Pete did a well researched walk that left Singleton and headed uphill to Levin Down on a beautifully clear sunny day.   After crossing the road at The Drovers the walk went up through Wellhanger Copse, Puttocks Copse and Warren Hanger before  dropping into The Dean for a pleasant lunch. On the way a couple of injured birds were safely placed out of harms way. After lunch walkers took a stroll through the West Dean Gardens and the Weald and Downland Museum before finally returning to Singleton. Thanks to Isabel and Marian for the photos.        Total 7.3 miles,             In the Weald and Downland Museum is a flour mill, powered by a large cast iron water-wheel. The wheel did not come from the great industrial north but was actually cast at the Cocking Foundry, which was about 1/2 mile north of the nearby village. Crosses in the Cocking church cemetry are also believed to have been made in the Cocking Foundry.

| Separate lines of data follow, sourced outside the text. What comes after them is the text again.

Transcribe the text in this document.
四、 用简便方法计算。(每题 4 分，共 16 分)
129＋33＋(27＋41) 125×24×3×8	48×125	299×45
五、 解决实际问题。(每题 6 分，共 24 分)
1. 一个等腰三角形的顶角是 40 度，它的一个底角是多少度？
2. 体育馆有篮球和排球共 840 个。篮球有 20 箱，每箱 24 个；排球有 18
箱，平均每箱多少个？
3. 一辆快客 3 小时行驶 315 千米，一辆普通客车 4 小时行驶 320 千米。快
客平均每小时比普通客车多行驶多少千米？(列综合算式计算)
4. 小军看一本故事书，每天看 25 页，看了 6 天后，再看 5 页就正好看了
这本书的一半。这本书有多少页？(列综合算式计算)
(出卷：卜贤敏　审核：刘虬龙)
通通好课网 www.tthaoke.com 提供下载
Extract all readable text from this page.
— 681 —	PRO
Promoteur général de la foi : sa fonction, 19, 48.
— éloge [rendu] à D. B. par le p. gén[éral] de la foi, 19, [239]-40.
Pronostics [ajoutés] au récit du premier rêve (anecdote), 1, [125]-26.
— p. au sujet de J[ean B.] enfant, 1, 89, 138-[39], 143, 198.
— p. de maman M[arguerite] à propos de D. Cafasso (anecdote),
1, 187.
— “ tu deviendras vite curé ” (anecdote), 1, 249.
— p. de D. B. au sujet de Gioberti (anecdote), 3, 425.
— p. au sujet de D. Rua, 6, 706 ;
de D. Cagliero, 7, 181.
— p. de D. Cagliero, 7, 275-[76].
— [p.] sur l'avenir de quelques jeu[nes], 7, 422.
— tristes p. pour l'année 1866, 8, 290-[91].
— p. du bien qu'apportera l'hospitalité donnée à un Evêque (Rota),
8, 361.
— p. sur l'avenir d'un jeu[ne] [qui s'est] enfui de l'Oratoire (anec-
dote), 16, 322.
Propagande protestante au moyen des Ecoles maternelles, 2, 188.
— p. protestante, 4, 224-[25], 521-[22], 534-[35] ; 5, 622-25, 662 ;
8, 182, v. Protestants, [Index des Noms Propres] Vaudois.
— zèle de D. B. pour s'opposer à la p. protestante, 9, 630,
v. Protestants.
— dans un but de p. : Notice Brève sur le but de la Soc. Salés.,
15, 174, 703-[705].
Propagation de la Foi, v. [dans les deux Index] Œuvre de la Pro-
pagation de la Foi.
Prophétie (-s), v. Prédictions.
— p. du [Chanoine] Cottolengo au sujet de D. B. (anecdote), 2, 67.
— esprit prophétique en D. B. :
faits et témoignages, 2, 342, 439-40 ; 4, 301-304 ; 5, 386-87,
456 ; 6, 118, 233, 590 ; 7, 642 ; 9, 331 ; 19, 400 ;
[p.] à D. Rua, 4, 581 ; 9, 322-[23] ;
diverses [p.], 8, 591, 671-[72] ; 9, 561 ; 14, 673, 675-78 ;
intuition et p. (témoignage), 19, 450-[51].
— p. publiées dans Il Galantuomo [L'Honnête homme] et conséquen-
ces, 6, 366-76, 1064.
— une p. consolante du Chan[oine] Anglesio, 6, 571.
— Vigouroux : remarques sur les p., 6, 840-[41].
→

Farringdon Morning Walk 17th October 2018

Mary and Barbara led this walk from The Rose and Crown in Upper Farringdon, firstly to All Saints Church in the village.  This church once had Gilbert White as the rector - when he wasn't busy writing The Natural History of Selborne, supposedly the 4th most published book in the English language. The churchyard also contains one of the oldest yews in the country, somewhere between 2,000 and 3,000 years old.  Next to the churchyard is a huge building built by a previous very eccentric vicar, now called Massey's Folly. The walk from Farringdon to Chawton included a coffee stop in a nicely decorated railway arch. Once in Chawton a visit to the St Nicholas churchyard was compulsory. Resting here are Jane Austen' s mother as well as her sister Cassandra. Jane Austen did not publish in her own name but is considered by many to be the best female author of all time. Jane often visited friends in Upper Farringdon and it is likely that is the route our somewhat damp walkers took to get back to The Rose and Crown for an excellent lunch. Thanks to Barbara and Isabel for the photos.


West Stoke Day Walk 10th October 2018

Marian, Linda, June and Maddie led this walk on a very nice sunny day. A good mix of agriculture, animals and some very pretty Sussex cottages. Also spotted were some standing stones but walkers were not fooled, they were the work of Neil Lawson Baker, a retired surgeon. Lunch was at the Fox and Hounds and the walk was around 6 miles in total. Many thanks to Marian and Isabel for the photos.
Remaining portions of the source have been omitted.